To explore the effectiveness of acupressure and Montessori-based activities in decreasing the agitated behaviors of residents with dementia.

DESIGN:

A double-blinded, randomized (two treatments and one control; three time periods) cross-over design was used.

SETTING:

Six special care units for residents with dementia in long-term care facilities in Taiwan were the sites for the study.

PARTICIPANTS:

One hundred thirty-three institutionalized residents with dementia.

INTERVENTION:

Subjects were randomized into three treatment sequences: acupressure-presence-Montessori methods, Montessori methods-acupressure-presence and presence-Montessori methods-acupressure.

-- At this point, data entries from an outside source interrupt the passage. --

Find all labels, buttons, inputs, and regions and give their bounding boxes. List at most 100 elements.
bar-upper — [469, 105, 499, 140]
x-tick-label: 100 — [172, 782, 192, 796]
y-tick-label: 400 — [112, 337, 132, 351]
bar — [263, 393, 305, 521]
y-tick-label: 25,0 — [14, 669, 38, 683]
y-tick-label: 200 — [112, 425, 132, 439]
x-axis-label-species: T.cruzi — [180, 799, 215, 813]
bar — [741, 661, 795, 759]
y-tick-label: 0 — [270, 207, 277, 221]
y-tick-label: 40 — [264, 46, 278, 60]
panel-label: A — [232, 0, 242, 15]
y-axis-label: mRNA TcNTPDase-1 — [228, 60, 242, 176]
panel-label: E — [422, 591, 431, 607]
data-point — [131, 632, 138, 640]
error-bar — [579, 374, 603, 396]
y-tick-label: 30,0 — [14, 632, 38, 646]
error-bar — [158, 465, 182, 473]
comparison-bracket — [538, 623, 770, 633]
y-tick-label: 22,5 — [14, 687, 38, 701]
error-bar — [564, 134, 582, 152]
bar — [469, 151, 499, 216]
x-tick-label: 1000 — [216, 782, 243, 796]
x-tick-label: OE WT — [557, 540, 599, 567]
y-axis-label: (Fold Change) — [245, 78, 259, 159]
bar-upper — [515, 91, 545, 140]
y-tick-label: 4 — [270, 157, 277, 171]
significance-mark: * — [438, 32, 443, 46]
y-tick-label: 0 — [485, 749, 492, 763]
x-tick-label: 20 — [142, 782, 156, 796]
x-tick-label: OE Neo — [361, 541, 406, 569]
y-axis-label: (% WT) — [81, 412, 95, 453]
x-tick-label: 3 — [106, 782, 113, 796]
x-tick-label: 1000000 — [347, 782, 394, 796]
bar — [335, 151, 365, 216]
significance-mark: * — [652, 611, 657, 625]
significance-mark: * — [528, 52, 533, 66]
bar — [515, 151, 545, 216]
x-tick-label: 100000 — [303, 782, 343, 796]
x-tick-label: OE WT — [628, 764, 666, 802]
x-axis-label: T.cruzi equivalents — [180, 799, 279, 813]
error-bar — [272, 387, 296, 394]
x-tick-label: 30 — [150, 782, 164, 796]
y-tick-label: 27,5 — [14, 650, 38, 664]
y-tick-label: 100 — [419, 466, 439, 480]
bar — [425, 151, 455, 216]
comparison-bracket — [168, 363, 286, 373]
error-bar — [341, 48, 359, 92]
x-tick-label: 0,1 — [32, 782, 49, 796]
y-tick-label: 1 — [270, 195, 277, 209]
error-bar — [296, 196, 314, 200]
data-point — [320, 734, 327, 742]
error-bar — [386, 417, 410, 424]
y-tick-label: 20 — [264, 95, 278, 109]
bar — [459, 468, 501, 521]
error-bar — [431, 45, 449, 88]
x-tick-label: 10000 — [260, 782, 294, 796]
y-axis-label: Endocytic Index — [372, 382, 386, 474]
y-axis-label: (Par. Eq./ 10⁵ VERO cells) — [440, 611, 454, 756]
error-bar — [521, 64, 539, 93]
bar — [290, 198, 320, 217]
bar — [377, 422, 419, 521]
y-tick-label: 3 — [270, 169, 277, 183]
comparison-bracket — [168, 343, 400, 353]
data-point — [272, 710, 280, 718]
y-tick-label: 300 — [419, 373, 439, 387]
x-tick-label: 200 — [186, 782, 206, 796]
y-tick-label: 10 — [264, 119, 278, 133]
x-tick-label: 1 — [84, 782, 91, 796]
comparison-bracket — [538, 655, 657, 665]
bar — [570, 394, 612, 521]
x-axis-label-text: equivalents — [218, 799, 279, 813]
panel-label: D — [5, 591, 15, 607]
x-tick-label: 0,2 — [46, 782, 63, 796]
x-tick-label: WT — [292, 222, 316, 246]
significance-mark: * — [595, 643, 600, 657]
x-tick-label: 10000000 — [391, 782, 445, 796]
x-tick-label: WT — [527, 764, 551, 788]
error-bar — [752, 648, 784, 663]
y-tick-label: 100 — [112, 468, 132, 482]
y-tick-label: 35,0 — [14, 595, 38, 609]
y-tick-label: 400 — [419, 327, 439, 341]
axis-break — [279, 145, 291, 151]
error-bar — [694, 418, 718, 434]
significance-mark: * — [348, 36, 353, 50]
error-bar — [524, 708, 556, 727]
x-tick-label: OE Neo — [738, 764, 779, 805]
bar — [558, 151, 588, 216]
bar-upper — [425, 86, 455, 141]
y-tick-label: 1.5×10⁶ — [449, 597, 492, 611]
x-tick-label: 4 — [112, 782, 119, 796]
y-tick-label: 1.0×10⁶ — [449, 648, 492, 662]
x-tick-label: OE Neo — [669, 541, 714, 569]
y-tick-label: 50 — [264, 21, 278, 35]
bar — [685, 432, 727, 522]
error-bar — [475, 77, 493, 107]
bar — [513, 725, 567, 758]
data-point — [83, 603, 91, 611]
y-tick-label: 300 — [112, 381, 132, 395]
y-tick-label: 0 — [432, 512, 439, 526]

All treatments were done once a day, 6 days per week, for a 4-week period.

MEASUREMENT:

The Cohen-Mansfield Agitation Inventory, Ease-of-Care, and the Apparent Affect Rating Scale.

RESULTS:

After receiving the intervention, the acupressure and Montessori-based-activities groups saw a significant decrease in agitated behaviors, aggressive behaviors, and physically nonaggressive behaviors than the presence group. Additionally, the ease-of-care ratings for the acupressure and Montessori-based-activities groups were significantly better than for the presence group. In terms of apparent affect, positive affect in the Montessori-based-activities group was significantly better than in the presence group.

CONCLUSION:

This study confirms that a blending of traditional Chinese medicine and a Western activities program would be useful in elderly care and that in-service training for formal caregivers in the use of these interventions would be beneficial for patients.